In our study, 85.6, 10.5, and 3.9% of Candida species were susceptibly, resistant and, intermediated to fluconazole, respectively. In view of the overall high level of susceptibility of Candida species to the antifungal demonstrated that the drug is still considered to be an active drug against Candida species, regardless of the indiscriminate use of the agent for therapy and prevention in Ethiopia [35]. However, C. krusei recognized to be a naturally non-susceptible to fluconazole [41] was found out to be 100% resistant to it. Our result was compatible with our previous study [17] and another study [42] but in disagreement with the result of Elfeky et al [18] who reported that as high as 60% of the species are susceptible to the agent. Based on our in vitro drug susceptibility testing result, we suggest a search for alternative agents is essential when treating fungal infections caused by C. krusei. Voriconazole was the most active drug against yeast isolates among all drugs tested. All yeast isolates were 100% susceptible to the antifungal except one species of C. ciferrii which was resistant to the agent giving the overall percentage susceptibility of 99.4%. While inhibition of ergosterol synthesis is a common mode of action to all azole antifungal drugs [42) susceptibility difference between fluconazole and voriconazole against C. krusei in our study is unclear. On the other hand, contrary to the notion that C. glabrata is intrinsically non-susceptible to fluconazole, all isolates in our study were sensitive to all azole drugs tested. More or less similar results were reported by many studies [17, 27, 43].

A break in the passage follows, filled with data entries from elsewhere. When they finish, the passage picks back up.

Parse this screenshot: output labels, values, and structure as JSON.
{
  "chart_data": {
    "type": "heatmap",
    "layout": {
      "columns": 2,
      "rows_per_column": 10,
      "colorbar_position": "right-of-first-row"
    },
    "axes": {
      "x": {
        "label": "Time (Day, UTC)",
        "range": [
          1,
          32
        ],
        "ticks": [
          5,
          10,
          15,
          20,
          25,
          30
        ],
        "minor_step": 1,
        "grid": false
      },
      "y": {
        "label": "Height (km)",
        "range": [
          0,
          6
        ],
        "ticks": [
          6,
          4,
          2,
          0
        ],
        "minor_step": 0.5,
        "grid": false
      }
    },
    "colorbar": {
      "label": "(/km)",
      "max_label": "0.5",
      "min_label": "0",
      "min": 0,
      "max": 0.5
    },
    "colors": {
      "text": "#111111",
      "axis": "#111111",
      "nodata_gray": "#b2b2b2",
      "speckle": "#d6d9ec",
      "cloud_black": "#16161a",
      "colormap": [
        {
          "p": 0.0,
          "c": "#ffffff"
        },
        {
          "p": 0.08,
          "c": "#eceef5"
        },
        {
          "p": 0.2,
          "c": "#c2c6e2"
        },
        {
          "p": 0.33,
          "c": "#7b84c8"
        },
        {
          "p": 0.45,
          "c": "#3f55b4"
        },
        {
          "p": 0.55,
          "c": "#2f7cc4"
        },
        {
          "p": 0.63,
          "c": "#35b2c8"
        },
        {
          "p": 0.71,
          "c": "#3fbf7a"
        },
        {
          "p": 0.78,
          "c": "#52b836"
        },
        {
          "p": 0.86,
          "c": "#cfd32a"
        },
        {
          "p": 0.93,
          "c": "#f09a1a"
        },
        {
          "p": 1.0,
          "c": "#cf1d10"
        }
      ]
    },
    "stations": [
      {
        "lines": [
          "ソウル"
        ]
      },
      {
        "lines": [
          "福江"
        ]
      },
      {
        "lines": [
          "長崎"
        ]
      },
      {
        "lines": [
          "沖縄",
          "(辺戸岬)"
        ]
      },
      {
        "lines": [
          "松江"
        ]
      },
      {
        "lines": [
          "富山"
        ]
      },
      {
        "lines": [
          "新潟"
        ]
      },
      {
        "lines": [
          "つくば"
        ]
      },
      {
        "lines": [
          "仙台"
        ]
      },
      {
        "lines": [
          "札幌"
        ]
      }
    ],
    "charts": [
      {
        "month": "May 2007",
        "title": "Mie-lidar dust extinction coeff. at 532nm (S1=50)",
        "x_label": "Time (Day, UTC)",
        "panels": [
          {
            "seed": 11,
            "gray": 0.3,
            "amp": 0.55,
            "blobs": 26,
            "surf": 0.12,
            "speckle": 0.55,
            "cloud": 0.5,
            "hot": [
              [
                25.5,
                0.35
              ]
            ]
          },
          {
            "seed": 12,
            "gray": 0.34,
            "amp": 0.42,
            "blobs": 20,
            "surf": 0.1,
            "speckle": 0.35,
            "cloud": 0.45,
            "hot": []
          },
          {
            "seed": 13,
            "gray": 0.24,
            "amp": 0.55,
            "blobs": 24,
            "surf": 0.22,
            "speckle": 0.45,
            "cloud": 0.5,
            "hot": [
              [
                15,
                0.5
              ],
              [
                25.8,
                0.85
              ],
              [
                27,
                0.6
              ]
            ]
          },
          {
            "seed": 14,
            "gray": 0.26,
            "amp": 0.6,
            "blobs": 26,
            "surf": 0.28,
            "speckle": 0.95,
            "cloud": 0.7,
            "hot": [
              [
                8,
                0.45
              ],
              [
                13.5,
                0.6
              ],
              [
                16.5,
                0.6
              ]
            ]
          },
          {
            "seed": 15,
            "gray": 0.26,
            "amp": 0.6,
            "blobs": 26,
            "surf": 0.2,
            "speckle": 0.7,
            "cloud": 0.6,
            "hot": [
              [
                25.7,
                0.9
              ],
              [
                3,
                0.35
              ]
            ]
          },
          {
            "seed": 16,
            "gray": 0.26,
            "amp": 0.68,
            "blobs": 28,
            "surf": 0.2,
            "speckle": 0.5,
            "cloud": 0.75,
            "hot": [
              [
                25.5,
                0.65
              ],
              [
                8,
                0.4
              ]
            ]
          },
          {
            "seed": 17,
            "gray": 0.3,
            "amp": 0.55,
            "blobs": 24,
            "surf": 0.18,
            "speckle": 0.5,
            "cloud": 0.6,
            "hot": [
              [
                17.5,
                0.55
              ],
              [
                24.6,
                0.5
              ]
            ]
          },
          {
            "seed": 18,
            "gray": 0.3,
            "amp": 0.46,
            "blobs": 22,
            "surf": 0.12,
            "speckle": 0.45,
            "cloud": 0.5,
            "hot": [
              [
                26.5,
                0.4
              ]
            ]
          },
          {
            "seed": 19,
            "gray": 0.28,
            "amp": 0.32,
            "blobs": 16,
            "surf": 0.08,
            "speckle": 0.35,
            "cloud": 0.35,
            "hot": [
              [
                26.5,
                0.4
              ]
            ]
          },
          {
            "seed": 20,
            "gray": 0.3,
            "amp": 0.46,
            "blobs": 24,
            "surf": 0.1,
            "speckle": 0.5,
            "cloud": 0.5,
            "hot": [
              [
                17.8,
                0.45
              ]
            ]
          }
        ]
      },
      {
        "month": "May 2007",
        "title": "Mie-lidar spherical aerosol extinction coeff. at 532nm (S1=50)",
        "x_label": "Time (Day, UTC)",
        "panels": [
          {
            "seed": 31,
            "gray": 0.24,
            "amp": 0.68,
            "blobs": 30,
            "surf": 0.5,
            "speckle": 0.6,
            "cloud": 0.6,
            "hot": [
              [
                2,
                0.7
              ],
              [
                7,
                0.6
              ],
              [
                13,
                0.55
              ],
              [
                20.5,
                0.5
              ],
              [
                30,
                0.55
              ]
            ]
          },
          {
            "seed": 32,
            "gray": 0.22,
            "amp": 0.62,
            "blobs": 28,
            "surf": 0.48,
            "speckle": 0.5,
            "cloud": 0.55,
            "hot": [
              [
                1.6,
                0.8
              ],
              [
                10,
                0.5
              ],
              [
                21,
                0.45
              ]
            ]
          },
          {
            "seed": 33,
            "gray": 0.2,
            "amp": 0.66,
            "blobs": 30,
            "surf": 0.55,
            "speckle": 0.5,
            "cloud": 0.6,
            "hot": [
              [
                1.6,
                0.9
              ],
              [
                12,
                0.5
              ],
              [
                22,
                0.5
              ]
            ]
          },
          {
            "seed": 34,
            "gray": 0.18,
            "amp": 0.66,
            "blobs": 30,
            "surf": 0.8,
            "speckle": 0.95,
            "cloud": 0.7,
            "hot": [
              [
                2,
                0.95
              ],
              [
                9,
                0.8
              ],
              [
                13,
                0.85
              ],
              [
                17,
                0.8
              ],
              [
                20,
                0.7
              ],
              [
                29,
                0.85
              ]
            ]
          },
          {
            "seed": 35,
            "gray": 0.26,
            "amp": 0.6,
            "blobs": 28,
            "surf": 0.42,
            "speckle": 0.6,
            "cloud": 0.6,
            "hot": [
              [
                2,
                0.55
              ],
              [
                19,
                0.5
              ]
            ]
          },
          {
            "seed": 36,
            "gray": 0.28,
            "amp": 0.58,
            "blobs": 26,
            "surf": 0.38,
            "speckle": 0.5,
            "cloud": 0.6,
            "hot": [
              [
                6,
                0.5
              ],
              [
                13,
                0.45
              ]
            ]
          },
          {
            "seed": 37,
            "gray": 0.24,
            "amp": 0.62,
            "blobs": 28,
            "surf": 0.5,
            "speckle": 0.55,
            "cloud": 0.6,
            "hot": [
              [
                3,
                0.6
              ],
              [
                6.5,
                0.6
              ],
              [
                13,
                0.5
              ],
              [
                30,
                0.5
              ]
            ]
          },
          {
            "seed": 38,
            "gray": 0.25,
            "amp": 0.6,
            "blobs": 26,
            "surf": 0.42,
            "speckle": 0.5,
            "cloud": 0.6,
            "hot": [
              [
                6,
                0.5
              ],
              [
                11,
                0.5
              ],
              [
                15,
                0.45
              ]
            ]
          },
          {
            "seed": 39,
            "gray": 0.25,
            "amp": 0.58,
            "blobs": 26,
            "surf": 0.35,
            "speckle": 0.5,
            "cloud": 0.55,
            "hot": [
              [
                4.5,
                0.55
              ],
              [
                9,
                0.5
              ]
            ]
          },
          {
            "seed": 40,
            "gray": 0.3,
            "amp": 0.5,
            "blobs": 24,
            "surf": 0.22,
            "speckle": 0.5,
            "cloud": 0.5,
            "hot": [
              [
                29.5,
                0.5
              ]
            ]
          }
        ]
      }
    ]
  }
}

In our previous study [17], the in vitro susceptibility of all yeast isolates were 100% to both micafungin and caspofungin. However, in this study a resistance rate of 4% to each drug was noted. C. rugosa (20%), C. lipolytica (16.7%), and C. albicans (3.8%) were the isolates where resistance strains to the two drugs were observed. While the number of isolates categorized as susceptible, intermediate, and resistance to both drugs were the same, micafungin was more potent than caspofunginn supporting the work of Ostrosky-Zeichne et al [44]. Further, while the mode of action of the two antifungals is the same that is preventing fungal cell wall synthesis by inhibiting the enzyme that synthesizes β-glucan [36], a discrepancy in potency observed in our study is not clear.

Of 181 Candida isolates in which MIC values provided by the machine 86.2, 6.6% and, 7.1% were susceptible, resistant, and intermediate to flucytosine, respectively. Surprisingly, about 78.6% of C. krusei was resistant to the drug. Percentage drug resistance noted in this study was more than two fold than from that of our previous study [17]. Regarding the drug resistance profile of yeast other than Candida species no MIC values were obtained for both C. laurentii and T. mucoid. C. neoformans was 100% susceptible to fluconazole and flycytosine, but MIC values were not obtained against the remaining drugs tested.

Although attempts were made to collect demographic data and history of each patient from request forms filled out by physicians, unfortunately, the recording of these parameters in the test request form was not consistent. Consequently, demographic data and the clinical history of each patient were not documented for this study. The mechanisms responsible for the acquisition of antifungal resistance in our clinical isolates were not determined due to resource shortage and this can be considerd as another limitation of this study.

Conclusions

The present study demonstrated the distribution of Candida species in different clinical specimens where the isolation rate of non-albicans Candida species was comparable to Candida albicans. The high resistance rate of C. krusei to fluconazole and flucytosine may demonstrate that the treatment of candidiasis empirically is questionable.